Da Sinistra, invece, per dare più potere d’acquisto ai salari arriva la proposta di una nuova “scala mobile”. Che ne pensa?
Innanzi tutto credo che non si debba aver paura delle parole. Chi parla di scala mobile sembra quasi che dica una parolaccia. Vogliamo chiamarla indicizzazione? L’importante è che ci si metta d’accordo sulle modalità. Da questo punto di vista vedo due possibili strade. La prima riguarda la tutela del potere d’acquisto attraverso un’integrazione rispetto all’adeguamento in via contrattuale o alla salvaguardia di quest’ultimo. Mi spiego, la scala mobile vera è quella che tutela il valore reale dei salari compresi gli incrementi contrattuali. Ogni contratto è acquisizione di ricchezza nuova.

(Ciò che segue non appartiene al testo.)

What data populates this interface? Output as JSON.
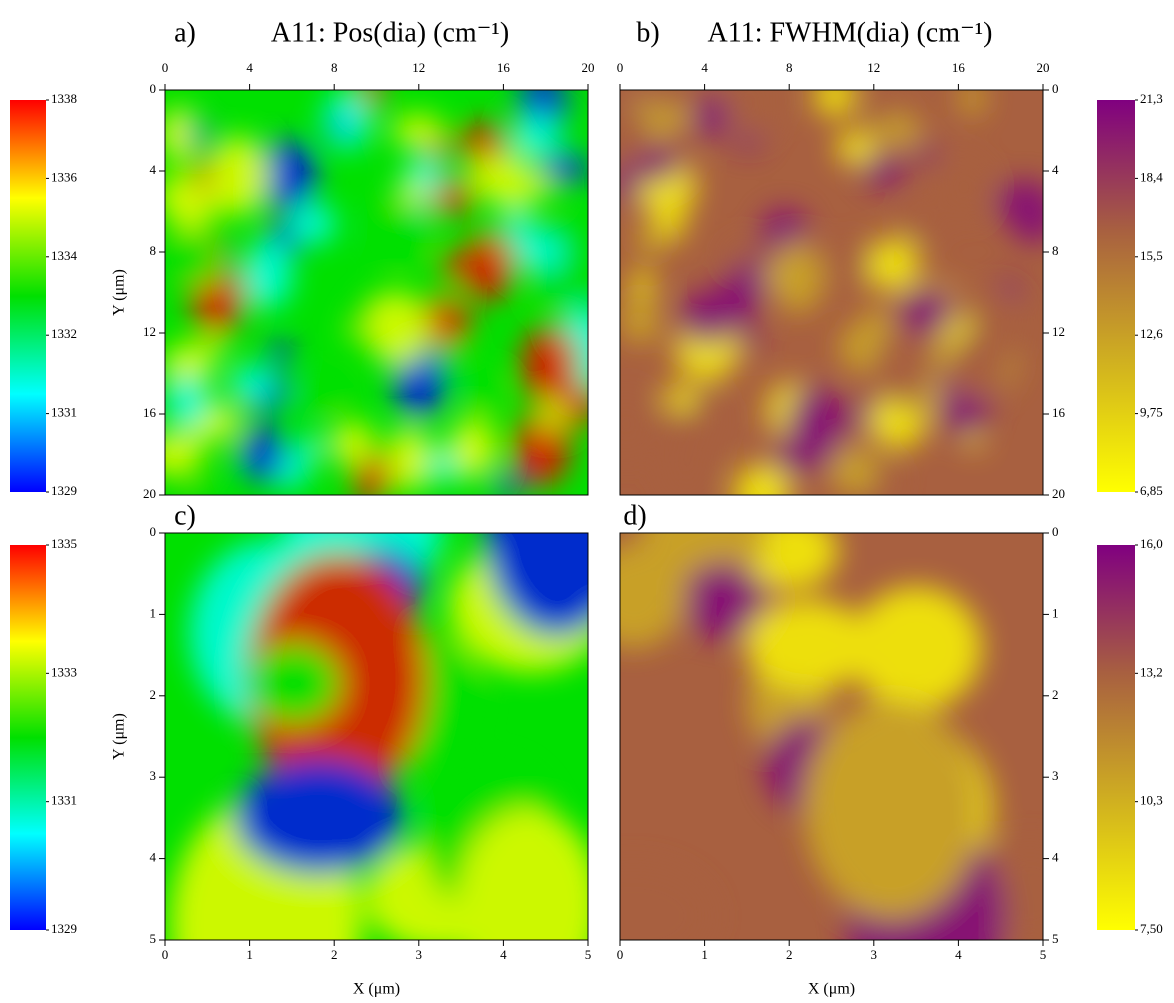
{
  "chart_data": [
    {
      "type": "heatmap",
      "label": "a)",
      "title": "A11: Pos(dia) (cm⁻¹)",
      "ylabel": "Y (μm)",
      "xlim": [
        0,
        20
      ],
      "ylim": [
        0,
        20
      ],
      "xticks": [
        0,
        4,
        8,
        12,
        16,
        20
      ],
      "yticks": [
        0,
        4,
        8,
        12,
        16,
        20
      ],
      "x_axis_position": "top",
      "y_axis_position": "left",
      "colorbar": {
        "position": "left",
        "colors": [
          "#0000ff",
          "#00ffff",
          "#00e000",
          "#ffff00",
          "#ff0000"
        ],
        "ticks": [
          1329,
          1331,
          1332,
          1334,
          1336,
          1338
        ]
      }
    },
    {
      "type": "heatmap",
      "label": "b)",
      "title": "A11: FWHM(dia) (cm⁻¹)",
      "xlim": [
        0,
        20
      ],
      "ylim": [
        0,
        20
      ],
      "xticks": [
        0,
        4,
        8,
        12,
        16,
        20
      ],
      "yticks": [
        0,
        4,
        8,
        12,
        16,
        20
      ],
      "x_axis_position": "top",
      "y_axis_position": "right",
      "colorbar": {
        "position": "right",
        "colors": [
          "#ffff00",
          "#d0b020",
          "#a86040",
          "#800080"
        ],
        "ticks": [
          {
            "value": 6.85,
            "label": "6,85"
          },
          {
            "value": 9.75,
            "label": "9,75"
          },
          {
            "value": 12.6,
            "label": "12,6"
          },
          {
            "value": 15.5,
            "label": "15,5"
          },
          {
            "value": 18.4,
            "label": "18,4"
          },
          {
            "value": 21.3,
            "label": "21,3"
          }
        ]
      }
    },
    {
      "type": "heatmap",
      "label": "c)",
      "xlabel": "X (μm)",
      "ylabel": "Y (μm)",
      "xlim": [
        0,
        5
      ],
      "ylim": [
        0,
        5
      ],
      "xticks": [
        0,
        1,
        2,
        3,
        4,
        5
      ],
      "yticks": [
        0,
        1,
        2,
        3,
        4,
        5
      ],
      "x_axis_position": "bottom",
      "y_axis_position": "left",
      "colorbar": {
        "position": "left",
        "colors": [
          "#0000ff",
          "#00ffff",
          "#00e000",
          "#ffff00",
          "#ff0000"
        ],
        "ticks": [
          1329,
          1331,
          1333,
          1335
        ]
      }
    },
    {
      "type": "heatmap",
      "label": "d)",
      "xlabel": "X (μm)",
      "xlim": [
        0,
        5
      ],
      "ylim": [
        0,
        5
      ],
      "xticks": [
        0,
        1,
        2,
        3,
        4,
        5
      ],
      "yticks": [
        0,
        1,
        2,
        3,
        4,
        5
      ],
      "x_axis_position": "bottom",
      "y_axis_position": "right",
      "colorbar": {
        "position": "right",
        "colors": [
          "#ffff00",
          "#d0b020",
          "#a86040",
          "#800080"
        ],
        "ticks": [
          {
            "value": 7.5,
            "label": "7,50"
          },
          {
            "value": 10.3,
            "label": "10,3"
          },
          {
            "value": 13.2,
            "label": "13,2"
          },
          {
            "value": 16.0,
            "label": "16,0"
          }
        ]
      }
    }
  ]
}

Se il costo della vita è passato da 100 a 105, di questo 105 posso avere un aumento salariale che mi porta a 103. Il problema a questo punto è: indicizzo solo i 2 punti necessari per arrivare a 105 o indicizzo anche il 103? Come seconda scelta metodologica possiamo pensare di adeguare i salari aumentando il guadagno nominale, dando dunque più soldi al lordo oppure aumentando il guadagno al netto. Mi spiego, per avere la stesso potere d’acquisto con 100 devo avere 105 netti oppure 108 lordi che mi diventano 105. Altrimenti devono togliermi i 5 punti dalla tasse.
In questo caso però pagherebbe il nostro erario e non le imprese.
Certo, a questo punto dobbiamo decidere se aumentare i salari o tagliare le tasse. E’ evidente che se tagliamo le tasse tagliamo anche i servizi per cui, alla fin fine, il peso di tutto ricade sempre sui lavoratori. Per questo Berlusconi dice di detassare gli straordinari. Se detassiamo il salario quando vi è un aumento di produttività significa che il lavoratore viene retribuito dall’erario. Insomma dobbiamo decidere se l’aumento salariale devono pagarlo i padroni o lo Stato. Capisco una scala mobile attraverso la detassazione quando non vi è aumento di ricchezza, ma non la capisco affatto quando invece siamo di fronte ad una ricchezza nuova da dividere tra profitti e salari.
Si parla anche di riprogettazione del nuovo paniere, che ne pensa?
La misurazione dell’inflazione non è un dato neutro. In effetti non ha molto senso parlare di paniere unitario dell’ uomo medio. Siamo di fronte ad una polarizzazione molto importante per cui i ceti più poveri concentrano la propria capacità di consumo sui beni primari, ed i ceti benestanti sui beni di lusso e non primari. In tutto questo sono proprio i beni primari ad aumentare di prezzo mentre quelli di lusso diminuiscono. Per questo dico che bisogna pensare di tutelare i beni veri, progettare un paniere di beni di consumo primario e garantire i salari proprio rispetto all’eventuale aumento di quest’ultimi.